Once diagnostic testing confirms that a patient is indeed suffering a cholinergic crisis rather than a myasthenic crisis, a standard course of treatment will follow. Atropine is the accepted antidote when a patient has had an overdose of anticholinesterase. It is critical that myasthenia gravis sufferers who present with this particular diagnostic riddle, and who routinely undergo anticholinesterase drug therapy, have immediate access to atropine intervention. If atropine is not administered soon after the onset of the cholinergic crisis, serious side effects may follow, including severe muscle weakness and perhaps respiratory failure leading to death.

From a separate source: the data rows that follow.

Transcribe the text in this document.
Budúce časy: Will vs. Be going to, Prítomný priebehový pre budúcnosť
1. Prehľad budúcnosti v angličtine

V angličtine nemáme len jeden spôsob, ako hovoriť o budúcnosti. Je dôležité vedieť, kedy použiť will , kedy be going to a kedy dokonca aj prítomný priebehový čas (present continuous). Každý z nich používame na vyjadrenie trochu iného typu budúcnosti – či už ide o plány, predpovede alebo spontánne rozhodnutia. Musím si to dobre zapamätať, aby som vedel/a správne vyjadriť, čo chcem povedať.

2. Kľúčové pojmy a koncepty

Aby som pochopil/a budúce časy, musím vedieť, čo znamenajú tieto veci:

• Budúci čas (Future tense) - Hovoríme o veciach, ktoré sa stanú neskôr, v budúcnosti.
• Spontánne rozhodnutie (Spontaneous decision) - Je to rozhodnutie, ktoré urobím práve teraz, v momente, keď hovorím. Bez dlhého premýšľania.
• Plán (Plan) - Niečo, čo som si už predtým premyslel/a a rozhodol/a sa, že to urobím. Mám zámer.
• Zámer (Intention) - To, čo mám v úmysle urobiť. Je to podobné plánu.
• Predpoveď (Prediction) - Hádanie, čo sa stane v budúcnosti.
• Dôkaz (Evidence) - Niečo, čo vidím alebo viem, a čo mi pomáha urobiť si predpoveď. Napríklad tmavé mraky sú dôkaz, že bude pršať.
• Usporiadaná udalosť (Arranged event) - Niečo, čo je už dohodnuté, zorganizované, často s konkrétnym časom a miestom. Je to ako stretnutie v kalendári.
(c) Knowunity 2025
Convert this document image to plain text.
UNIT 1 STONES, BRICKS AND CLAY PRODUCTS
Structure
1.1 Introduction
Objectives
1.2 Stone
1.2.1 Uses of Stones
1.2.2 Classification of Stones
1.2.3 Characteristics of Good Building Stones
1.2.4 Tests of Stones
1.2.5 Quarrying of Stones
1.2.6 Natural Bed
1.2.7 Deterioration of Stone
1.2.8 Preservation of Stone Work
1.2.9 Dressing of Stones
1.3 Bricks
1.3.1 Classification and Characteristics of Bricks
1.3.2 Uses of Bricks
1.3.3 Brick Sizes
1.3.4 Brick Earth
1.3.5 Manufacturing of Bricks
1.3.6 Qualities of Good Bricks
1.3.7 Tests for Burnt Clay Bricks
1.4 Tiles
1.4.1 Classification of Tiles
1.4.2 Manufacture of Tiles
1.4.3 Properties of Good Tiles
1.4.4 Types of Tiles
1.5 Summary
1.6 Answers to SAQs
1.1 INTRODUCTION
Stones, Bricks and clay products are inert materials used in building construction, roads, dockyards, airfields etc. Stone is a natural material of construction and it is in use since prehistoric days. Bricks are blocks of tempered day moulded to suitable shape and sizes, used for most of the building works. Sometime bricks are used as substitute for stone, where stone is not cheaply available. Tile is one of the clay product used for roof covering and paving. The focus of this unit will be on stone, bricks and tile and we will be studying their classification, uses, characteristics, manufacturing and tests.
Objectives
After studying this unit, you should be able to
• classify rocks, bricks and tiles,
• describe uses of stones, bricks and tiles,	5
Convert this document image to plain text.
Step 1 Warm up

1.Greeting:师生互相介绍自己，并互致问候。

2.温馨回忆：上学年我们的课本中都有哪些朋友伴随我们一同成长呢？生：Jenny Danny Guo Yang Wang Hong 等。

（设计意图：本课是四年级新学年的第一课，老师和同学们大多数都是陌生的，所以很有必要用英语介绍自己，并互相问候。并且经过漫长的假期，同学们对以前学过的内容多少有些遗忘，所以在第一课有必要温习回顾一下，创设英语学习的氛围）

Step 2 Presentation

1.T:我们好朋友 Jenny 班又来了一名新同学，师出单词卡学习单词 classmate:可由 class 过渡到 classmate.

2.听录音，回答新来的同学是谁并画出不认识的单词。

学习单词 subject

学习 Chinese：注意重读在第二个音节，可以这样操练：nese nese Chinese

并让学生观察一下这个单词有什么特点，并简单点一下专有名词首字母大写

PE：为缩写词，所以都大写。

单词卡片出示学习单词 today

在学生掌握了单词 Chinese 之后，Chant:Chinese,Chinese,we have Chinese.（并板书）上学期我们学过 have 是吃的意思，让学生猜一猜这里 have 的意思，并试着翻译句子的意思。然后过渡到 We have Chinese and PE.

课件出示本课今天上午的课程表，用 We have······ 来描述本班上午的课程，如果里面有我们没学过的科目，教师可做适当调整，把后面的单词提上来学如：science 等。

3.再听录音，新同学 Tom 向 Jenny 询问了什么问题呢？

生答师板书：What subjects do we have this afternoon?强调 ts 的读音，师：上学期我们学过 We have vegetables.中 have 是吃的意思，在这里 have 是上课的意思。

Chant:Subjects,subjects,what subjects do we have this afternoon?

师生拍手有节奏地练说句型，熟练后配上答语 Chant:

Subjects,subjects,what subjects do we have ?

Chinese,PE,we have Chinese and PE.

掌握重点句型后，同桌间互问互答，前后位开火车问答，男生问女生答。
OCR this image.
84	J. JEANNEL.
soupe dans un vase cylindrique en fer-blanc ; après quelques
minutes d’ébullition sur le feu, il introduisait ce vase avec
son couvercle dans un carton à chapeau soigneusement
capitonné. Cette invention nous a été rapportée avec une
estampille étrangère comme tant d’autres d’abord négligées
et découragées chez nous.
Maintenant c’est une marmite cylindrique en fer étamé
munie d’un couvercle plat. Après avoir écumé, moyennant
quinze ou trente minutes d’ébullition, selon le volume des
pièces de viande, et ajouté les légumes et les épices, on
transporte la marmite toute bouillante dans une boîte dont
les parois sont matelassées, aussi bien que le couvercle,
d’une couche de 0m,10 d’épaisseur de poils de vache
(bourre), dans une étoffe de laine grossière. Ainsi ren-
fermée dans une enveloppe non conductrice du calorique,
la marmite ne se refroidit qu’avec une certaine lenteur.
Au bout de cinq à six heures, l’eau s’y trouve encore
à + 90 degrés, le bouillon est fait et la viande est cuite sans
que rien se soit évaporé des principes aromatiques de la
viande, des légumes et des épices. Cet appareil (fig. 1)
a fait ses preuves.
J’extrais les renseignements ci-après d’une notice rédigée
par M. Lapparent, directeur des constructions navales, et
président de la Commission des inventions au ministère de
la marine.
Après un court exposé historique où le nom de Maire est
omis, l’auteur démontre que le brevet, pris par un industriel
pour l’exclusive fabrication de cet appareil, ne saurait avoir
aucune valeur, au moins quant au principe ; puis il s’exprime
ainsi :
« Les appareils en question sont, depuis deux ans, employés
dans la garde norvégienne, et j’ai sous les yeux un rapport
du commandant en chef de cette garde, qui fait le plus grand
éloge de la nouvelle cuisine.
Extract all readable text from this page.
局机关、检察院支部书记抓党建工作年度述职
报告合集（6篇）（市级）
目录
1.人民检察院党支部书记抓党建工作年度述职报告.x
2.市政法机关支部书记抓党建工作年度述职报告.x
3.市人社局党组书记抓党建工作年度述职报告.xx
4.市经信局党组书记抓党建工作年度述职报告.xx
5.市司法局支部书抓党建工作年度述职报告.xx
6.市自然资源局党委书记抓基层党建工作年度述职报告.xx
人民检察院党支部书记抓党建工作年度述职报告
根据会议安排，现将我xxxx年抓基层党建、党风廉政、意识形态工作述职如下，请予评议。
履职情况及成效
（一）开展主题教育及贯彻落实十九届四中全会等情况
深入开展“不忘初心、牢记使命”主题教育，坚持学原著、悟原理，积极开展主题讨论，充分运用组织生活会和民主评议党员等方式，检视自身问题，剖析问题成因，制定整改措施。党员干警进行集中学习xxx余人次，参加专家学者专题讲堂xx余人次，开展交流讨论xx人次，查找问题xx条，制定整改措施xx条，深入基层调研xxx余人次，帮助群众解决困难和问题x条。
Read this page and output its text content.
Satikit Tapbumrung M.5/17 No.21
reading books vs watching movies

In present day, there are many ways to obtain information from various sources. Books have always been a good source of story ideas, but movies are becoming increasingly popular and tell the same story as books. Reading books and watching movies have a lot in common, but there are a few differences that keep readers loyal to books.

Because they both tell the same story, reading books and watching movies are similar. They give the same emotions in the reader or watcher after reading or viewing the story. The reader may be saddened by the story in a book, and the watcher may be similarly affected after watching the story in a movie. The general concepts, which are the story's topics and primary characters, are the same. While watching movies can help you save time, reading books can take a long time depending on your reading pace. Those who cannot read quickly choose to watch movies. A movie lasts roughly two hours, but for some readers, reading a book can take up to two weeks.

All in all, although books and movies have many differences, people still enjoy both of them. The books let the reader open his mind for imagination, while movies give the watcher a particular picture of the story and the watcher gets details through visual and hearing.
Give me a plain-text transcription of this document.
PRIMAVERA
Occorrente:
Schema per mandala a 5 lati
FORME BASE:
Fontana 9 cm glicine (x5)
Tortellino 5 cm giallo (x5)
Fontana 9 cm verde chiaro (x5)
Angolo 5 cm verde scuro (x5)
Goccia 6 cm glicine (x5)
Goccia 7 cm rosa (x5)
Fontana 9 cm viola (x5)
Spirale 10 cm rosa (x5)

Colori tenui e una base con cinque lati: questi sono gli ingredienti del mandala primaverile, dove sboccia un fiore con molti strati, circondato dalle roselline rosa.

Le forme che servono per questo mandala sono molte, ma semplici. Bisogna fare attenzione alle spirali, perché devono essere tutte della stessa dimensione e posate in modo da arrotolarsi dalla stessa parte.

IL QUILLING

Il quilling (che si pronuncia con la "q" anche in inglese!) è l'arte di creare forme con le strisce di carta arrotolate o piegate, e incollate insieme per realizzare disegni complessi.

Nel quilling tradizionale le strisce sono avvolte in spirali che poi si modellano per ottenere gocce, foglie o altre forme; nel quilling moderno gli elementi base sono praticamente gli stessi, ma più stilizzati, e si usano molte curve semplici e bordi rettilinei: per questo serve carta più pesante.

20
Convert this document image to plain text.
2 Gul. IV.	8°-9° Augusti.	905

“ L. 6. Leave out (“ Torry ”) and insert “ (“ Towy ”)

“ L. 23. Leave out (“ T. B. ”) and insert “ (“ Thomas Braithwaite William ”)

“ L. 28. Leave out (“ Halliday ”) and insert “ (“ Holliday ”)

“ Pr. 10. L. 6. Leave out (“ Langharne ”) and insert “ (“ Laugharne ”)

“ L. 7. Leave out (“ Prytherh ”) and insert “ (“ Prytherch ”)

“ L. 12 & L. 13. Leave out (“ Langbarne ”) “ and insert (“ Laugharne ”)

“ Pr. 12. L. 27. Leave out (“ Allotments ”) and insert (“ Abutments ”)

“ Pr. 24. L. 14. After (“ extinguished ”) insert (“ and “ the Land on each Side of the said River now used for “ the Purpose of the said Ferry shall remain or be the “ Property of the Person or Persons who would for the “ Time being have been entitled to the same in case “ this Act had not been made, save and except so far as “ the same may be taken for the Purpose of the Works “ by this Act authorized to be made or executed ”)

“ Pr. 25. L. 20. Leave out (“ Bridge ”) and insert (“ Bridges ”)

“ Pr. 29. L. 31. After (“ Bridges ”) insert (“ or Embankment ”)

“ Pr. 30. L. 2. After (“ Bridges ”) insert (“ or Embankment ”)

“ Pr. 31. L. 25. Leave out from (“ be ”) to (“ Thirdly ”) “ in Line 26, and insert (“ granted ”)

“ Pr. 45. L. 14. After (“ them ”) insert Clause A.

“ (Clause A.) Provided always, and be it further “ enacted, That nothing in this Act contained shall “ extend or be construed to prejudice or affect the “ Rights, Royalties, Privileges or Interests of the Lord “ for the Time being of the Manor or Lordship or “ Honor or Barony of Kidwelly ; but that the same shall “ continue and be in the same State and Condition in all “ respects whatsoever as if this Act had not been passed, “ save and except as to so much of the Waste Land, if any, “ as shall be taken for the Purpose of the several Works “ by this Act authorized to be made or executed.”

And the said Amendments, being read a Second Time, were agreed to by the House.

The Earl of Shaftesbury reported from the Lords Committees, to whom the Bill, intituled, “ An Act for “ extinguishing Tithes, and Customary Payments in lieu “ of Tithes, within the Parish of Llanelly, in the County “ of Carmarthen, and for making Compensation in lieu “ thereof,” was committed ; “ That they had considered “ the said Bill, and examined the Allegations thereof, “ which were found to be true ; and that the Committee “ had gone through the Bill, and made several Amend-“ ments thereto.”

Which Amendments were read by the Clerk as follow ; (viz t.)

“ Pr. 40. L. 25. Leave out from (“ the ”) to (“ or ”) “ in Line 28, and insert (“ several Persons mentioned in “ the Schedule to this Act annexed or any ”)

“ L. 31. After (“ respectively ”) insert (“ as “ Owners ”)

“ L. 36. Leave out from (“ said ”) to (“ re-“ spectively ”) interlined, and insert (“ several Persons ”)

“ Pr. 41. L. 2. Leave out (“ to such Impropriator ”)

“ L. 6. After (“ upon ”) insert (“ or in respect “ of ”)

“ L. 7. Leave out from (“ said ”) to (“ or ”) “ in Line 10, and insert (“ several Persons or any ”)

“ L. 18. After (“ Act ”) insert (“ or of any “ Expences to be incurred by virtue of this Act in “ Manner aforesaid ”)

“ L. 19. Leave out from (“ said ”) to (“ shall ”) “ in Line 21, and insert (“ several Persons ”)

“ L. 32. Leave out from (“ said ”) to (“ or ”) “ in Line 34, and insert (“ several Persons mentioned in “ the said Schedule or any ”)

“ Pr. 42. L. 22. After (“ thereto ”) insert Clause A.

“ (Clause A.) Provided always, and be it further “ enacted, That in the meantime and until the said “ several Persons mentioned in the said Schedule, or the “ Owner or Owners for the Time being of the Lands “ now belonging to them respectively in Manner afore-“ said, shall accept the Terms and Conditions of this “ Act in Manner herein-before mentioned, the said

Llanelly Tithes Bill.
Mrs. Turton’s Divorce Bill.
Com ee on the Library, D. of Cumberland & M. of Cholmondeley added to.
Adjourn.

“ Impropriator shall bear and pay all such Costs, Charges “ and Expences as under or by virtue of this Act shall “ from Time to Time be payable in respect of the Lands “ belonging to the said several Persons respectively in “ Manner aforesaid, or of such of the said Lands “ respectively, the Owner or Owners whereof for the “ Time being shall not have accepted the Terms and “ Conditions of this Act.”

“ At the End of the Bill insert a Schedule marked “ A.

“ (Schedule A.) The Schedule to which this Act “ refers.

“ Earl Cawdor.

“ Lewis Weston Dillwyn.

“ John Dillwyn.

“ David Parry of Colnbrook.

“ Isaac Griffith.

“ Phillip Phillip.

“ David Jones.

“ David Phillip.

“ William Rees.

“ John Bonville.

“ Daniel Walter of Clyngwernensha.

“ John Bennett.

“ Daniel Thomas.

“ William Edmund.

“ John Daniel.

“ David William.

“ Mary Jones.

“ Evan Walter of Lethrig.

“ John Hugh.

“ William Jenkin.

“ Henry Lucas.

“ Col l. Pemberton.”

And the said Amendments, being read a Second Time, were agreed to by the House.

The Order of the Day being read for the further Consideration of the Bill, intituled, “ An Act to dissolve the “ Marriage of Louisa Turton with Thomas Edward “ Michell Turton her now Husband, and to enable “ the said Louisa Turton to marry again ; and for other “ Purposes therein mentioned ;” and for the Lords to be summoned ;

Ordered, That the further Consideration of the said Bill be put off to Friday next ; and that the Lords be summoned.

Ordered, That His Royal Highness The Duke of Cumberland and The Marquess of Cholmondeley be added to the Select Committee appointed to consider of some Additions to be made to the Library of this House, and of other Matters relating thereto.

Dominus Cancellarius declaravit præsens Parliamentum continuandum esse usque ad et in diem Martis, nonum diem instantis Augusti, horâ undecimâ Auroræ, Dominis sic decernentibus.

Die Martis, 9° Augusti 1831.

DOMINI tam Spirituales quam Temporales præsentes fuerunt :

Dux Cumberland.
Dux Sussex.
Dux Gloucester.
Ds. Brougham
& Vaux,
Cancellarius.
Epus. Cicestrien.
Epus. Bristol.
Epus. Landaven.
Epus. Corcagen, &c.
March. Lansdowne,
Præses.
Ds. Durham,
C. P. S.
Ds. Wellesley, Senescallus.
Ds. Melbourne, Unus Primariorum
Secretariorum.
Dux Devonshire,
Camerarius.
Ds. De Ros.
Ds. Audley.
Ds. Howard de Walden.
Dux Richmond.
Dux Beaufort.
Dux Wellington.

A cholinergic crisis caused by organophosphate poisoning following exposure to nerve agents results in the same types of symptoms as those seen in myasthenia gravis sufferers after a treatment overdose. The harmful effects of nerve agents develop when their composite chemicals bind themselves to, and render ineffective, the acetylcholinesterase in the body. The result is the aggregation of excess ACh at neuromuscular junctions, consistent with a cholinergic event. Muscle weakness, respiratory failure and excess salivation are likely to follow. Treatment protocols for a crisis brought on by nerve agents include decontamination of the body, clothing and associated surfaces, as well as the administration of atropine and oximes able to break the bond between the nerve agent and the ACh enzyme.